Consistent Nonparametric Estimation for Heavy-tailed Sparse Graphs
- Christian Borgs ,
- Jennifer Chayes ,
- Henry Cohn ,
- Shirshendu Ganguly
We study graphons as a non-parametric generalization of stochastic block models, and show how to obtain compactly represented estimators for sparse networks in this framework. Our algorithms and analysis go beyond previous work in several ways. First, we relax the usual boundedness assumption for the generating graphon and instead treat arbitrary integrable graphons, so that we can handle networks with long tails in their degree distributions. Second, again motivated by real-world applications, we relax the usual assumption that the graphon is defined on the unit interval, to allow latent position graphs where the latent positions live in a more general space, and we characterize identifiability for these graphons and their underlying position spaces.

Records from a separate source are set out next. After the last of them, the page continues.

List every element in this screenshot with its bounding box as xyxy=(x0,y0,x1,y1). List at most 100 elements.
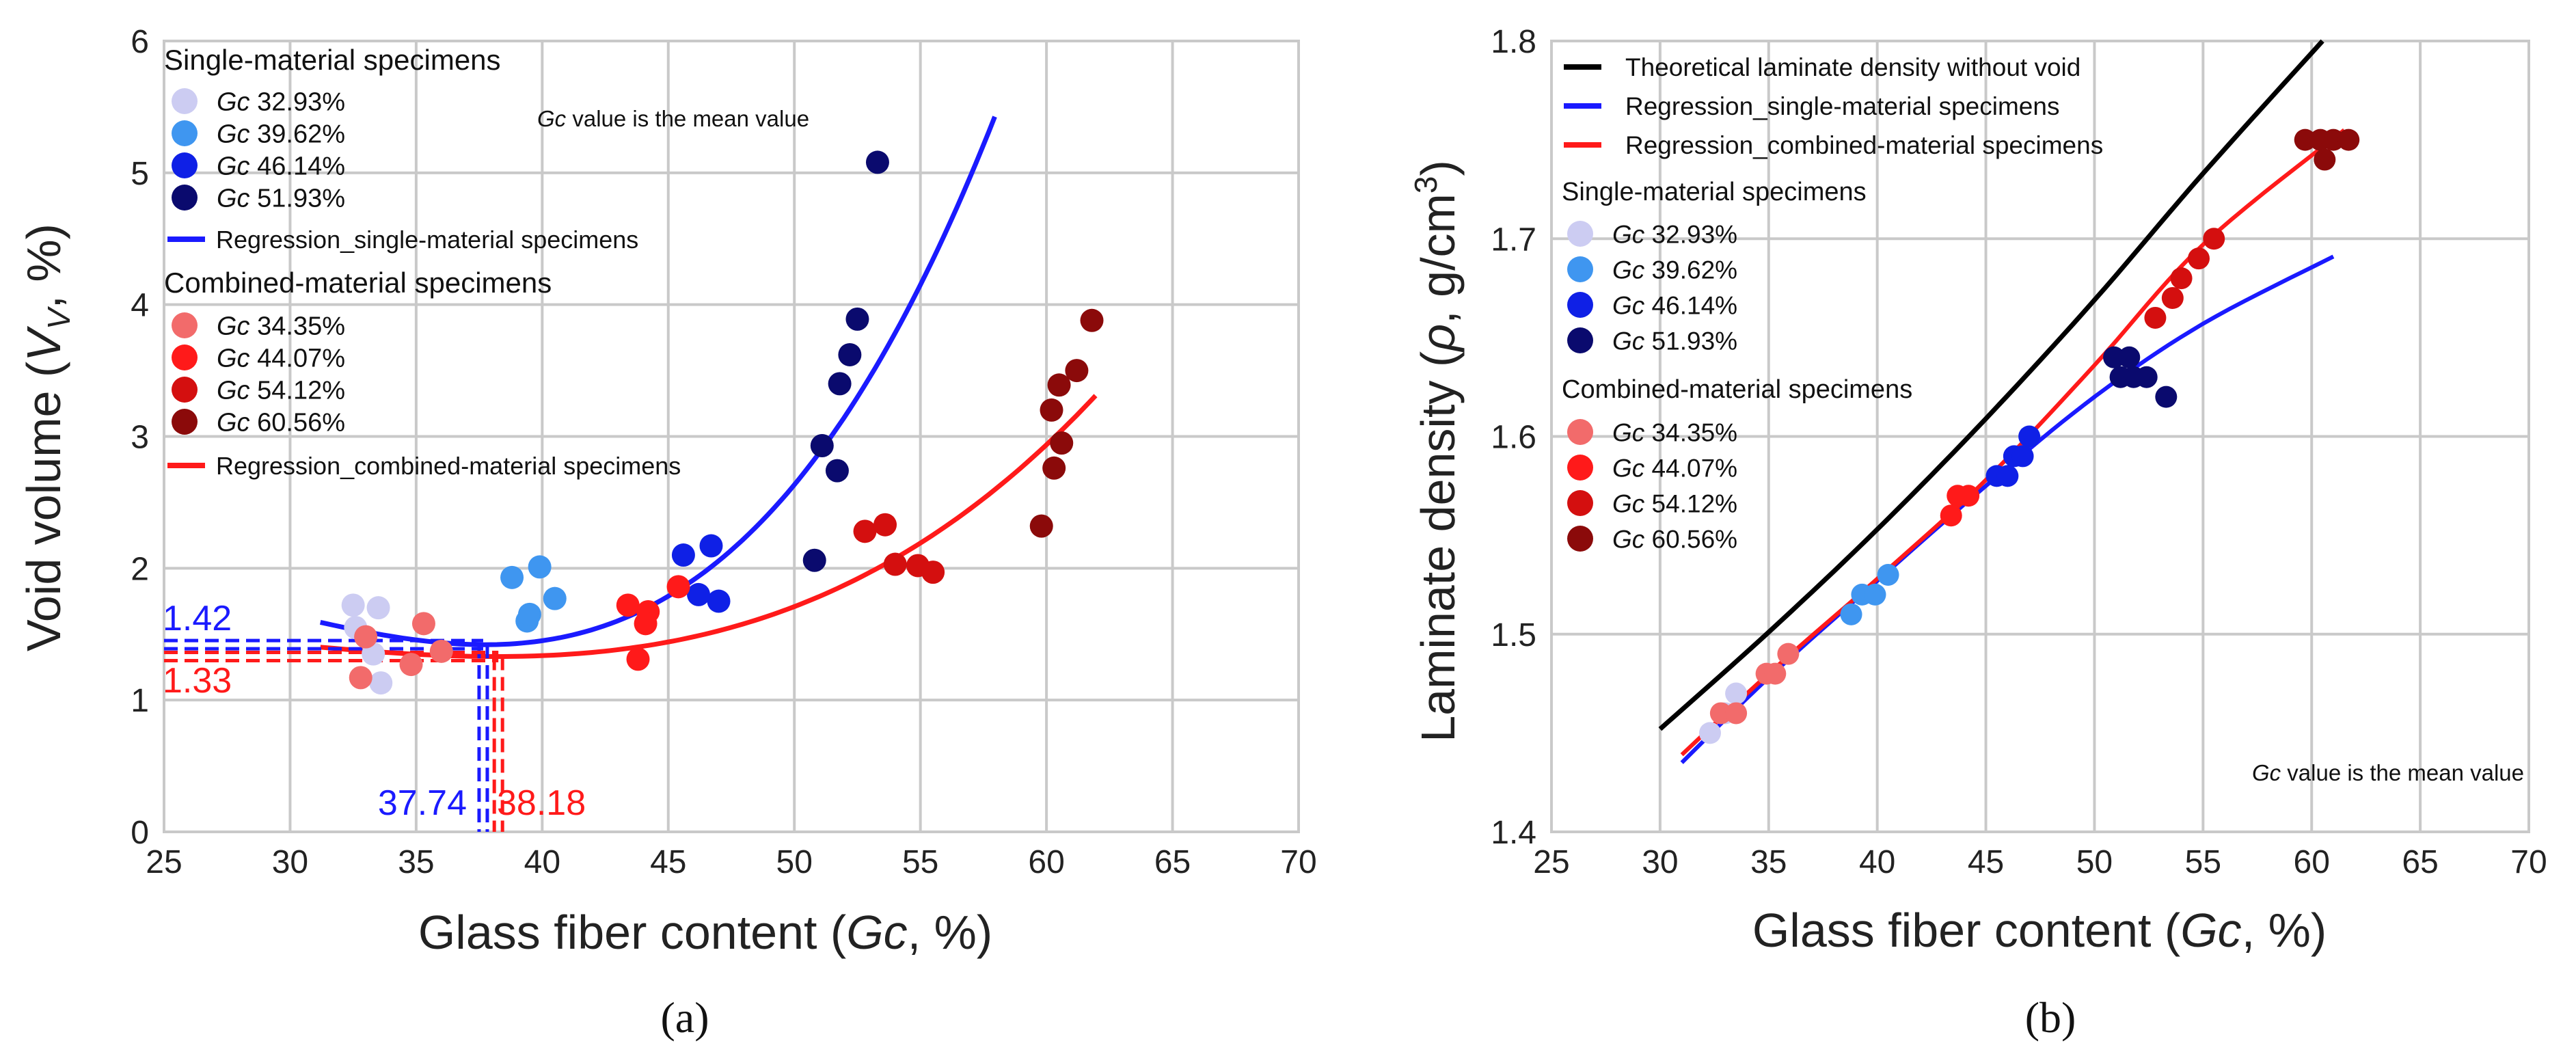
data-point xyxy=(1050,431,1074,455)
panel-b-legend-theory-label: Theoretical laminate density without voi… xyxy=(1625,53,2080,81)
regression-curve xyxy=(1680,254,2335,764)
data-point xyxy=(671,543,695,567)
data-point xyxy=(1725,682,1748,705)
data-point xyxy=(1764,662,1787,685)
data-point xyxy=(1042,456,1066,480)
data-point xyxy=(2294,129,2316,151)
data-point xyxy=(1029,514,1053,538)
legend-label: Gc 51.93% xyxy=(217,185,345,213)
panel-b-grid xyxy=(1550,40,2530,833)
data-point xyxy=(1040,398,1063,422)
x-tick-label: 55 xyxy=(902,844,938,880)
x-tick-label: 50 xyxy=(776,844,813,880)
data-point xyxy=(2144,306,2167,329)
theory-curve xyxy=(1658,39,2324,731)
data-point xyxy=(1840,603,1862,625)
legend-marker xyxy=(1567,419,1593,445)
panel-a-y-ticks: 0 1 2 3 4 5 6 xyxy=(131,24,149,851)
data-point xyxy=(853,519,877,543)
legend-marker xyxy=(1567,327,1593,353)
panel-a-y-axis-title: Void volume (VV, %) xyxy=(17,224,77,651)
data-point xyxy=(528,555,552,579)
y-tick-label: 1.8 xyxy=(1491,24,1536,60)
data-point xyxy=(369,671,393,695)
data-point xyxy=(626,647,650,671)
legend-label: Gc 39.62% xyxy=(1612,256,1737,284)
panel-b-label: (b) xyxy=(2025,993,2076,1042)
legend-label: Gc 46.14% xyxy=(217,152,345,181)
combined-min-y-label: 1.33 xyxy=(163,661,232,701)
data-point xyxy=(2011,445,2034,468)
y-tick-label: 6 xyxy=(131,24,149,60)
single-min-y-label: 1.42 xyxy=(163,599,232,638)
x-tick-label: 40 xyxy=(1859,844,1895,880)
data-point xyxy=(1940,504,1962,527)
panel-b-data-points xyxy=(1698,129,2360,744)
data-point xyxy=(828,372,852,396)
panel-b-chart: 25 30 35 40 45 50 55 60 65 70 1.4 1.5 1.6 1.7 1.8 Gla… xyxy=(1408,24,2547,1042)
data-point xyxy=(802,548,826,572)
legend-marker xyxy=(172,185,198,211)
data-point xyxy=(2322,129,2344,151)
legend-marker xyxy=(172,409,198,435)
data-point xyxy=(810,433,834,457)
legend-label: Gc 32.93% xyxy=(217,88,345,117)
legend-label: Gc 34.35% xyxy=(1612,418,1737,446)
y-tick-label: 3 xyxy=(131,420,149,456)
data-point xyxy=(2103,346,2126,368)
y-tick-label: 1.7 xyxy=(1491,221,1536,258)
legend-label: Gc 44.07% xyxy=(1612,454,1737,482)
x-tick-label: 35 xyxy=(398,844,434,880)
panel-a-mean-note: Gc value is the mean value xyxy=(537,106,809,131)
data-point xyxy=(1957,485,1980,507)
data-point xyxy=(354,625,378,649)
y-tick-label: 1.4 xyxy=(1491,815,1536,851)
x-tick-label: 40 xyxy=(524,844,560,880)
panel-b-y-axis-title: Laminate density (ρ, g/cm3) xyxy=(1408,160,1465,742)
panel-b-legend-single-regression-label: Regression_single-material specimens xyxy=(1625,92,2059,120)
panel-b-mean-note: Gc value is the mean value xyxy=(2252,760,2524,785)
data-point xyxy=(616,593,640,617)
y-tick-label: 5 xyxy=(131,156,149,192)
legend-marker xyxy=(1567,256,1593,282)
legend-label: Gc 60.56% xyxy=(1612,525,1737,553)
data-point xyxy=(1698,722,1721,744)
panel-a-legend-combined-title: Combined-material specimens xyxy=(164,267,552,299)
x-tick-label: 60 xyxy=(2294,844,2330,880)
data-point xyxy=(2118,346,2141,368)
data-point xyxy=(699,534,723,558)
y-tick-label: 2 xyxy=(131,551,149,587)
y-tick-label: 1.6 xyxy=(1491,420,1536,456)
panel-a-regression-curves xyxy=(319,116,1098,659)
legend-marker xyxy=(172,88,198,114)
panel-a-legend-single-regression-label: Regression_single-material specimens xyxy=(216,226,638,254)
legend-label: Gc 44.07% xyxy=(217,344,345,373)
panel-b-legend-single-title: Single-material specimens xyxy=(1562,178,1867,206)
legend-label: Gc 54.12% xyxy=(217,377,345,405)
panel-b-legend: Theoretical laminate density without voi… xyxy=(1562,53,2103,553)
data-point xyxy=(517,602,541,626)
y-tick-label: 0 xyxy=(131,815,149,851)
data-point xyxy=(543,586,567,610)
legend-label: Gc 39.62% xyxy=(217,120,345,149)
data-point xyxy=(2187,247,2210,270)
y-tick-label: 1 xyxy=(131,683,149,719)
x-tick-label: 25 xyxy=(146,844,182,880)
data-point xyxy=(1709,702,1732,725)
legend-label: Gc 51.93% xyxy=(1612,327,1737,355)
data-point xyxy=(500,565,524,589)
y-tick-label: 1.5 xyxy=(1491,617,1536,653)
legend-marker xyxy=(1567,455,1593,481)
data-point xyxy=(1777,643,1800,665)
data-point xyxy=(865,150,889,174)
legend-marker xyxy=(172,377,198,403)
data-point xyxy=(411,612,435,636)
panel-a-data-points xyxy=(341,150,1104,695)
x-tick-label: 65 xyxy=(2402,844,2438,880)
data-point xyxy=(2170,267,2193,290)
data-point xyxy=(634,612,657,636)
data-point xyxy=(2203,228,2225,250)
panel-b-legend-combined-regression-label: Regression_combined-material specimens xyxy=(1625,131,2103,159)
data-point xyxy=(1877,563,1899,586)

We analyze three algorithms. The first is a least squares algorithm, which gives an approximation we prove to be consistent for all square-integrable graphons, with errors expressed in terms of the best possible stochastic block model approximation to the generating graphon. Next, we analyze a generalization based on the cut norm, which works for any integrable graphon (not necessarily square-integrable). Finally, we show that clustering based on degrees works whenever the underlying degree distribution is atomless. Unlike the previous two algorithms, this third one runs in polynomial time.